In light of the state’s implementation of the Affordable Care Act, LACMA and CMA advocate on behalf of physicians and members alike. LACMA is a consistent presence in legislative and stakeholder meetings. It also addresses member concerns regarding each distinct healthcare plan.

LACMA is also involved in the public health sector, having, for example, advanced immunization awareness in California through education and greater access.

Additionally, CMA has looked to decrease obesity in children by removing sugary beverages from school campuses and sponsored legislation to place warning labels on sugar-sweetened beverages.

LACMA maintains a regular presence at meetings for Covered California's Board of Directors, the California State Medical Board, and State Assembly and Senate committees to protect the integrity of the physician-patient relationship as well as to champion both physician and patient concerns.

== PACs ==
The Los Angeles County Medical Association political action committees (PACs) support issues and elect candidates at the State and local level that improve patient access to care and treatment, support medical students, encourage physician service to the community, advance health education, and assist patients on becoming better informed advocates for their healthcare.
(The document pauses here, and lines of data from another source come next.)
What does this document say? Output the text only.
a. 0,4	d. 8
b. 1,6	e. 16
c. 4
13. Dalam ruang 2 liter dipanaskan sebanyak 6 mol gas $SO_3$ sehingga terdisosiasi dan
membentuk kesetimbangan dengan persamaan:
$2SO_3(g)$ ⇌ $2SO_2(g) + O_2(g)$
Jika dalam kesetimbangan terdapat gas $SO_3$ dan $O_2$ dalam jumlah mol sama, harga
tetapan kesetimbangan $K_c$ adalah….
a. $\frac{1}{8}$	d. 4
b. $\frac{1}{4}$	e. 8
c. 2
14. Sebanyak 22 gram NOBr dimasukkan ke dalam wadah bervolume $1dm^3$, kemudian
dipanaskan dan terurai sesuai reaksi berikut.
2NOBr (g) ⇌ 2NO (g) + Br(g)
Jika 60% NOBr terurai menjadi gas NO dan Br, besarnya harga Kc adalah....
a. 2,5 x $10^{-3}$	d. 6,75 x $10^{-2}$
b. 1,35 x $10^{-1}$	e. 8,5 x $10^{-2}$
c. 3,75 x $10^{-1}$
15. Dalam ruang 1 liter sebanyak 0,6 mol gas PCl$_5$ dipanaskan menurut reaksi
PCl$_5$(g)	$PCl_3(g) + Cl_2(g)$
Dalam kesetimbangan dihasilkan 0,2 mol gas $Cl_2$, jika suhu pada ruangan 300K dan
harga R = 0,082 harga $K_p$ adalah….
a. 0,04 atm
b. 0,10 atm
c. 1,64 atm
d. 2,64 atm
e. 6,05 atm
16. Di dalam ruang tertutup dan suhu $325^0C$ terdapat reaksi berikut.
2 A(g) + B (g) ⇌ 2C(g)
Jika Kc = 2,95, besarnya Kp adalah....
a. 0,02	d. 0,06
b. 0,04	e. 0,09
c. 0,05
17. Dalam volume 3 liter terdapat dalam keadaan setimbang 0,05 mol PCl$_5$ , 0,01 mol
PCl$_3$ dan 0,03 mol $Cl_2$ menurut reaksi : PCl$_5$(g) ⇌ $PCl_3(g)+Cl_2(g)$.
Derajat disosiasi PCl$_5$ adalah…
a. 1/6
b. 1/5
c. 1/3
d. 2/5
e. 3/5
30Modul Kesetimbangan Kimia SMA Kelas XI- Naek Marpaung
One-third of the Californian legislature resides in Los Angeles County, and Los Angeles County has one of the largest healthcare budgets in the nation.

== Patient Care Foundation ==
The Patient Care Foundation is a 501c3 organization specifically designed to improve patient access to care and treatment, support medical students, encourage physician service to the community, advance health education, and assist patients on becoming better informed advocates for their healthcare.

Every year, the Patient Care Foundation hosts the Los Angeles Healthcare Awards to fund scholarships for medical school students who were raised in under-served areas of Los Angeles County.

== Lawsuit ==
In 2014, LACMA filed a lawsuit against Cal MediConnect. According to the lawsuit, “the process is confusing and misleading…frail, elderly and often cognitively impaired patients in the duals project have been harmed by inadequate readiness of implementation by the state.” Goals for the lawsuit include creating a form that is at or below the sixth-grade reading level and choice to opt out of the program.
The stakeholders are asking the court for a preliminary injunction to halt passive enrollment and implementation of the CCI.